Он уже был богатым, но создавалось странное впечатление, что каждый вечер, когда он забирался в постель, то мысленно начинал подсчитывать свое состояние и если за прошедший день не становился богаче, то всю ночь не мог сомкнуть глаз. Сама мысль, что на следующее утро он окажется немного беднее просто ужасала его.
И так изо дня в день, до тех пор, пока не превратился в полоумного льстеца, выпрашивающего у других богачей мелочь.
И толкало его на это не амбиции, а обыкновенный страх на уровне паники. Не знаю, удалось ли мне все правильно объяснить.
Судя по всему, человеком он был очень тщеславным, и когда-то, в прошлом, ему пришлось пройти через множество унижений, пока не достиг своего нынешнего положения, и теперь от одной лишь мысли, что так может случиться и он опять вернется к той жизни, готов был умереть.
И это его убивало.
Представь себе, что в один прекрасный день ты вдруг сделался короче, не таким высоким, не таким красавцем и не таким умным, и, ко всему прочему, самая красивая женщина ушла от тебя… – для него это звучало как приговор. А ему и в голову не приходило, что невозможно все время оставаться на вершине, тем более если взбираешься туда по трупам.
Годы не щадят никого, а уж над ним так и просто глумились с особенным удовольствием.
Правильно говорится в пословице «После тридцати каждый виновен в том, что у него написано на роже», а этот был виновнее всех виновных.
На моей совести мертвецов больше, чем за плечами Криадо Навас, но я такой страшненький с самого рождения.
Виной тому голод.
Голод давил меня еще до того, как я появился на свет.
Да и новая физиономия вряд ли изменила бы меня. Рамиро всегда говорил, что я не умею выражать ни радость, ни печаль.

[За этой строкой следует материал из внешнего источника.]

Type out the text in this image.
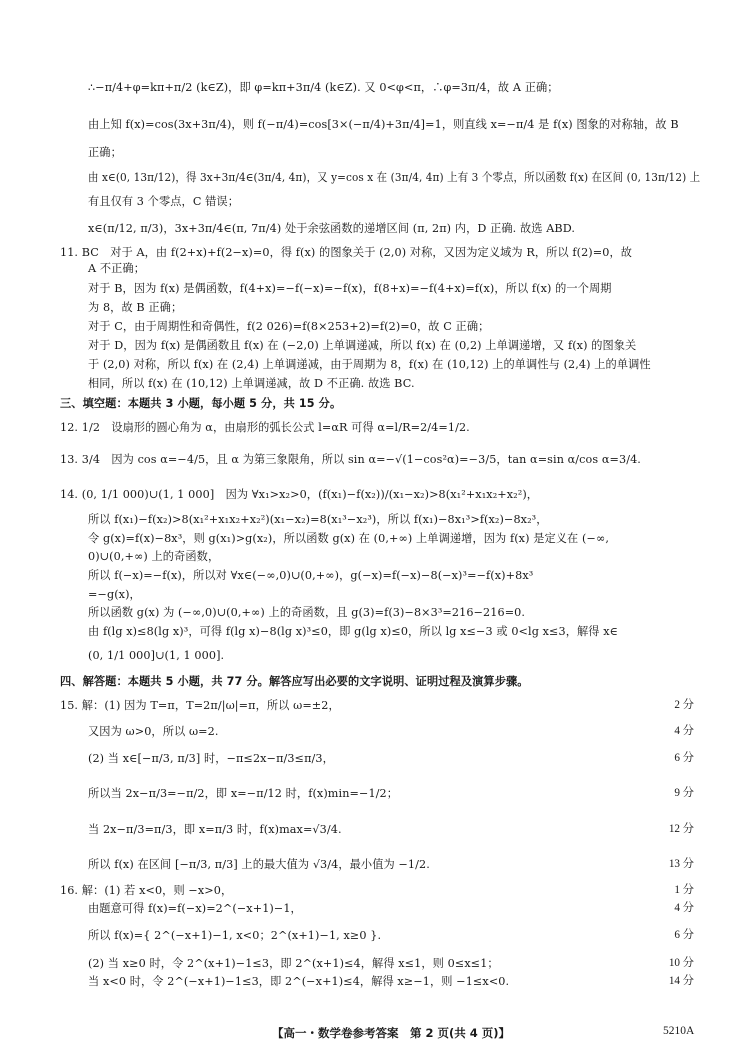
∴−π/4+φ=kπ+π/2 (k∈Z)，即 φ=kπ+3π/4 (k∈Z). 又 0<φ<π，∴φ=3π/4，故 A 正确；
由上知 f(x)=cos(3x+3π/4)，则 f(−π/4)=cos[3×(−π/4)+3π/4]=1，则直线 x=−π/4 是 f(x) 图象的对称轴，故 B
正确；
由 x∈(0, 13π/12)，得 3x+3π/4∈(3π/4, 4π)，又 y=cos x 在 (3π/4, 4π) 上有 3 个零点，所以函数 f(x) 在区间 (0, 13π/12) 上
有且仅有 3 个零点，C 错误；
x∈(π/12, π/3)，3x+3π/4∈(π, 7π/4) 处于余弦函数的递增区间 (π, 2π) 内，D 正确. 故选 ABD.
11. BC　对于 A，由 f(2+x)+f(2−x)=0，得 f(x) 的图象关于 (2,0) 对称，又因为定义域为 R，所以 f(2)=0，故
A 不正确；
对于 B，因为 f(x) 是偶函数，f(4+x)=−f(−x)=−f(x)，f(8+x)=−f(4+x)=f(x)，所以 f(x) 的一个周期
为 8，故 B 正确；
对于 C，由于周期性和奇偶性，f(2 026)=f(8×253+2)=f(2)=0，故 C 正确；
对于 D，因为 f(x) 是偶函数且 f(x) 在 (−2,0) 上单调递减，所以 f(x) 在 (0,2) 上单调递增，又 f(x) 的图象关
于 (2,0) 对称，所以 f(x) 在 (2,4) 上单调递减，由于周期为 8，f(x) 在 (10,12) 上的单调性与 (2,4) 上的单调性
相同，所以 f(x) 在 (10,12) 上单调递减，故 D 不正确. 故选 BC.
三、填空题：本题共 3 小题，每小题 5 分，共 15 分。
12. 1/2　设扇形的圆心角为 α，由扇形的弧长公式 l=αR 可得 α=l/R=2/4=1/2.
13. 3/4　因为 cos α=−4/5，且 α 为第三象限角，所以 sin α=−√(1−cos²α)=−3/5，tan α=sin α/cos α=3/4.
14. (0, 1/1 000)∪(1, 1 000]　因为 ∀x₁>x₂>0，(f(x₁)−f(x₂))/(x₁−x₂)>8(x₁²+x₁x₂+x₂²)，
所以 f(x₁)−f(x₂)>8(x₁²+x₁x₂+x₂²)(x₁−x₂)=8(x₁³−x₂³)，所以 f(x₁)−8x₁³>f(x₂)−8x₂³，
令 g(x)=f(x)−8x³，则 g(x₁)>g(x₂)，所以函数 g(x) 在 (0,+∞) 上单调递增，因为 f(x) 是定义在 (−∞,
0)∪(0,+∞) 上的奇函数，
所以 f(−x)=−f(x)，所以对 ∀x∈(−∞,0)∪(0,+∞)，g(−x)=f(−x)−8(−x)³=−f(x)+8x³
=−g(x)，
所以函数 g(x) 为 (−∞,0)∪(0,+∞) 上的奇函数，且 g(3)=f(3)−8×3³=216−216=0.
由 f(lg x)≤8(lg x)³，可得 f(lg x)−8(lg x)³≤0，即 g(lg x)≤0，所以 lg x≤−3 或 0<lg x≤3，解得 x∈
(0, 1/1 000]∪(1, 1 000].
四、解答题：本题共 5 小题，共 77 分。解答应写出必要的文字说明、证明过程及演算步骤。
15. 解：(1) 因为 T=π，T=2π/|ω|=π，所以 ω=±2，	2 分
又因为 ω>0，所以 ω=2.	4 分
(2) 当 x∈[−π/3, π/3] 时，−π≤2x−π/3≤π/3，	6 分
所以当 2x−π/3=−π/2，即 x=−π/12 时，f(x)min=−1/2；	9 分
当 2x−π/3=π/3，即 x=π/3 时，f(x)max=√3/4.	12 分
所以 f(x) 在区间 [−π/3, π/3] 上的最大值为 √3/4，最小值为 −1/2.	13 分
16. 解：(1) 若 x<0，则 −x>0，	1 分
由题意可得 f(x)=f(−x)=2^(−x+1)−1，	4 分
所以 f(x)={ 2^(−x+1)−1, x<0；2^(x+1)−1, x≥0 }.	6 分
(2) 当 x≥0 时，令 2^(x+1)−1≤3，即 2^(x+1)≤4，解得 x≤1，则 0≤x≤1；	10 分
当 x<0 时，令 2^(−x+1)−1≤3，即 2^(−x+1)≤4，解得 x≥−1，则 −1≤x<0.	14 分
【高一・数学卷参考答案　第 2 页(共 4 页)】	5210A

Если бы он меня видел вместе с моей мулаткой, то, наверное, изменил своё мнение. Он меня видел только когда нам было плохо.
Лицо же Криадо Навас отражало все его чувства.
Вижу, тебя удивляет, что столько времени я уделил этому типу. Но нужно понимать, это, все-таки, была первая моя жертва, с которой я установил близкие, почти «дружеские» отношения. В некотором смысле я воспринимал это словно первое свое преступление, а не последнее, в этом-то и заключается вся разница.
И потом, всё, что касалось его, не было преступлением в обычном понимании, это была тонкая, художественная работа, и очень хочу, чтобы ты это понял.
Когда он увидел, как помогая ему и, утешая его, я временами забывал про свою мнимую подружку-певичку, то это так растрогало его, что он начал откровенничать со мной.
Да, действительно, я вел себя как последний сукин сын. Не стоит даже говорить об этом.
Во время моего пребывания в сельве, мне показали как надо охотиться на ягуара, при этом нужно либо блеять как овца, либо рычать как ягуар, когда у него начинается гон.
Карлос Алехандро чувствовал себя очень неуверенно, поскольку считал, что все вокруг обворовывают его, и ему, во что бы то ни стало, требовалось опереться на что-нибудь прочное, что помогло бы вернуть ему потерянную уверенности.